Welcome back to This Week in Canada, where one freight train delivers the end of an era, the death penalty is not so dead to Canadians anymore, and Air Canada finally solves its French-language problem. Let’s get to it!
Last week in San Diego, I noticed a long freight train that looked like it was making its way north toward major rail hubs in Los Angeles. From there, the freight probably headed to destinations across the United States and into Canada.
One railcar carried the slogan “Union Pacific Building America.” Others bore the names Canadian Pacific Kansas City, Canadian Pacific Railway, and CN, all giant companies that knit together supply chains across North America, hauling everything from auto parts and oil to grain and finished goods.
They were painted with graffiti, and those railcars struck me as the perfect symbol of the world’s most integrated trading relationship. For nearly four decades, Canada and the U.S. have steadily built what is, in many ways, a single economy. Goods cross the border so often that manufacturers barely think about where one country ends and the other begins.
Watching the train slowly roll by, I wondered if I were looking at the high-water mark of that economic integration. A flurry of recent headlines suggests that I might have been.

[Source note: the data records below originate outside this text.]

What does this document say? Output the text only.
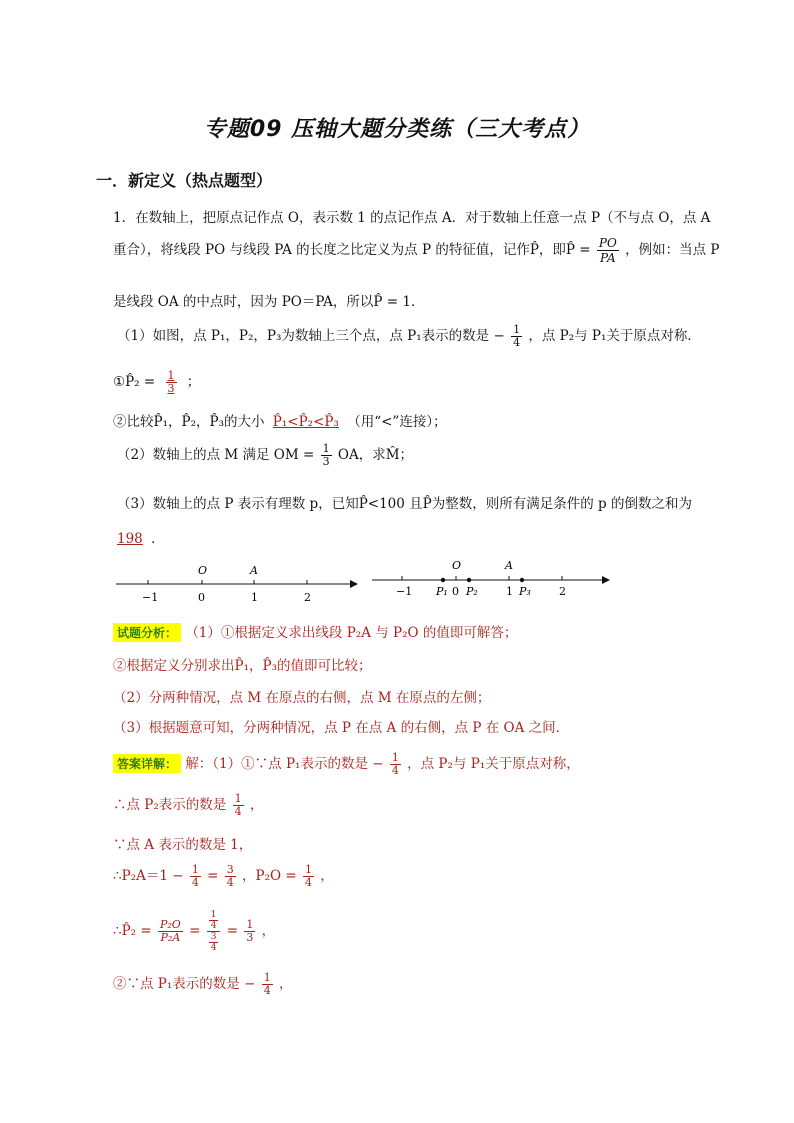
专题09 压轴大题分类练（三大考点）
一．新定义（热点题型）
1．在数轴上，把原点记作点 O，表示数 1 的点记作点 A．对于数轴上任意一点 P（不与点 O，点 A
重合），将线段 PO 与线段 PA 的长度之比定义为点 P 的特征值，记作P̂，即P̂ = $\frac{PO}{PA}$ ，例如：当点 P
是线段 OA 的中点时，因为 PO＝PA，所以P̂ = 1．
（1）如图，点 P₁，P₂，P₃为数轴上三个点，点 P₁表示的数是 − $\frac{1}{4}$ ，点 P₂与 P₁关于原点对称．
①P̂₂ = $\frac{1}{3}$ ；
②比较P̂₁，P̂₂，P̂₃的大小 P̂₁<P̂₂<P̂₃ （用“<”连接）；
（2）数轴上的点 M 满足 OM = $\frac{1}{3}$ OA，求M̂；
（3）数轴上的点 P 表示有理数 p，已知P̂<100 且P̂为整数，则所有满足条件的 p 的倒数之和为
198 ．
−1	0	1	2
O	A
−1	0	1	2
P₁ P₂	P₃
O	A
试题分析： （1）①根据定义求出线段 P₂A 与 P₂O 的值即可解答；
②根据定义分别求出P̂₁，P̂₃的值即可比较；
（2）分两种情况，点 M 在原点的右侧，点 M 在原点的左侧；
（3）根据题意可知，分两种情况，点 P 在点 A 的右侧，点 P 在 OA 之间．
答案详解： 解：（1）①∵点 P₁表示的数是 − $\frac{1}{4}$ ，点 P₂与 P₁关于原点对称，
∴点 P₂表示的数是 $\frac{1}{4}$ ，
∵点 A 表示的数是 1，
∴P₂A＝1 − $\frac{1}{4} = \frac{3}{4}$ ，$P_2O = \frac{1}{4}$ ，
∴P̂₂ = $\frac{\text{P₂O}}{\text{P₂A}} = \frac{\frac{1}{4}}{\frac{3}{4}} = \frac{1}{3}$ ，
②∵点 P₁表示的数是 − $\frac{1}{4}$ ，
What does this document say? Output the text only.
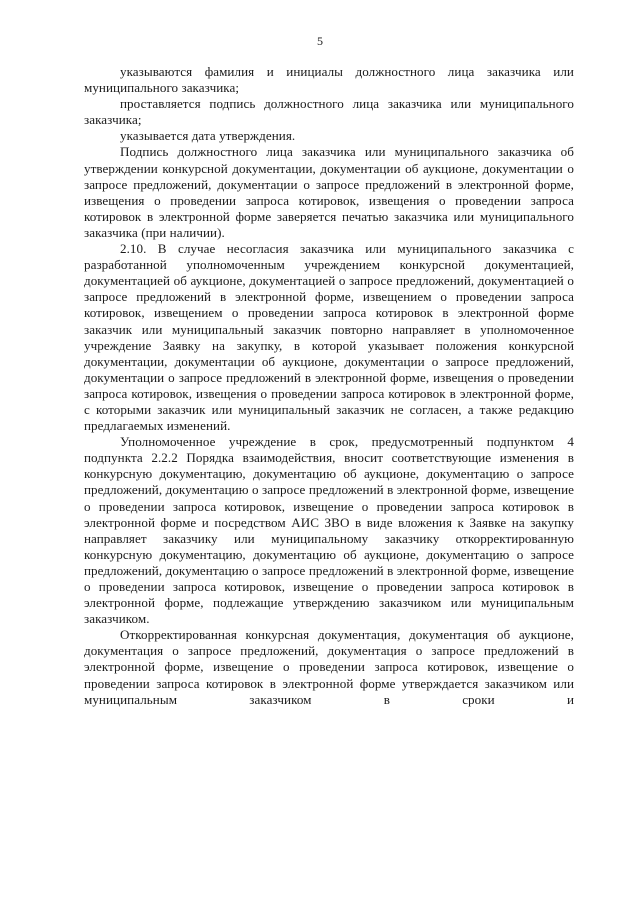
5

указываются фамилия и инициалы должностного лица заказчика или муниципального заказчика;

проставляется подпись должностного лица заказчика или муниципального заказчика;

указывается дата утверждения.

Подпись должностного лица заказчика или муниципального заказчика об утверждении конкурсной документации, документации об аукционе, документации о запросе предложений, документации о запросе предложений в электронной форме, извещения о проведении запроса котировок, извещения о проведении запроса котировок в электронной форме заверяется печатью заказчика или муниципального заказчика (при наличии).

2.10. В случае несогласия заказчика или муниципального заказчика с разработанной уполномоченным учреждением конкурсной документацией, документацией об аукционе, документацией о запросе предложений, документацией о запросе предложений в электронной форме, извещением о проведении запроса котировок, извещением о проведении запроса котировок в электронной форме заказчик или муниципальный заказчик повторно направляет в уполномоченное учреждение Заявку на закупку, в которой указывает положения конкурсной документации, документации об аукционе, документации о запросе предложений, документации о запросе предложений в электронной форме, извещения о проведении запроса котировок, извещения о проведении запроса котировок в электронной форме, с которыми заказчик или муниципальный заказчик не согласен, а также редакцию предлагаемых изменений.

Уполномоченное учреждение в срок, предусмотренный подпунктом 4 подпункта 2.2.2 Порядка взаимодействия, вносит соответствующие изменения в конкурсную документацию, документацию об аукционе, документацию о запросе предложений, документацию о запросе предложений в электронной форме, извещение о проведении запроса котировок, извещение о проведении запроса котировок в электронной форме и посредством АИС ЗВО в виде вложения к Заявке на закупку направляет заказчику или муниципальному заказчику откорректированную конкурсную документацию, документацию об аукционе, документацию о запросе предложений, документацию о запросе предложений в электронной форме, извещение о проведении запроса котировок, извещение о проведении запроса котировок в электронной форме, подлежащие утверждению заказчиком или муниципальным заказчиком.

Откорректированная конкурсная документация, документация об аукционе, документация о запросе предложений, документация о запросе предложений в электронной форме, извещение о проведении запроса котировок, извещение о проведении запроса котировок в электронной форме утверждается заказчиком или муниципальным заказчиком в сроки и
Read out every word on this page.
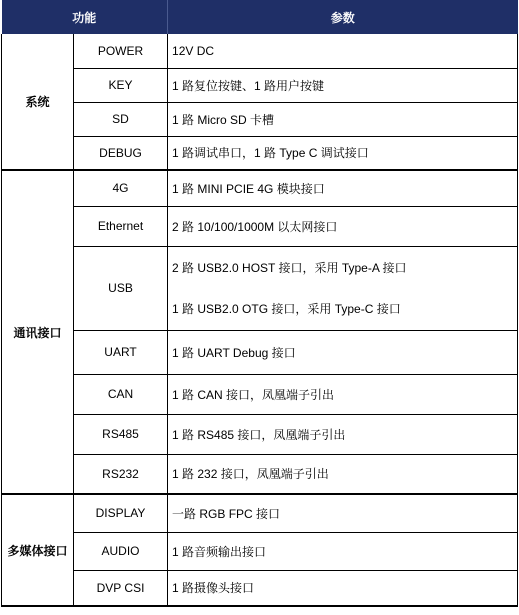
功能		参数
系统	POWER	12V DC
	KEY	1 路复位按键、1 路用户按键
	SD	1 路 Micro SD 卡槽
	DEBUG	1 路调试串口，1 路 Type C 调试接口
通讯接口	4G	1 路 MINI PCIE 4G 模块接口
	Ethernet	2 路 10/100/1000M 以太网接口
	USB	2 路 USB2.0 HOST 接口，采用 Type-A 接口
1 路 USB2.0 OTG 接口，采用 Type-C 接口

	UART	1 路 UART Debug 接口
	CAN	1 路 CAN 接口，凤凰端子引出
	RS485	1 路 RS485 接口，凤凰端子引出
	RS232	1 路 232 接口，凤凰端子引出
多媒体接口	DISPLAY	一路 RGB FPC 接口
	AUDIO	1 路音频输出接口
	DVP CSI	1 路摄像头接口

Toyota announced on July 6 that it will spend $3.6 billion to expand its San Antonio, Texas, manufacturing facility, adding a second vehicle assembly line and 2,000 jobs. The Japanese company said it remains committed to Canada, which has three Toyota plants, and to Mexico. But its next big bet is in America.
President Donald Trump hailed the announcement as proof that his tariffs are working. “They’re moving into the United States. . . because if you build your product here, you pay no tariff,” he said. Trump also predicted that Toyota’s growing facility in San Antonio would become the largest car plant in the world.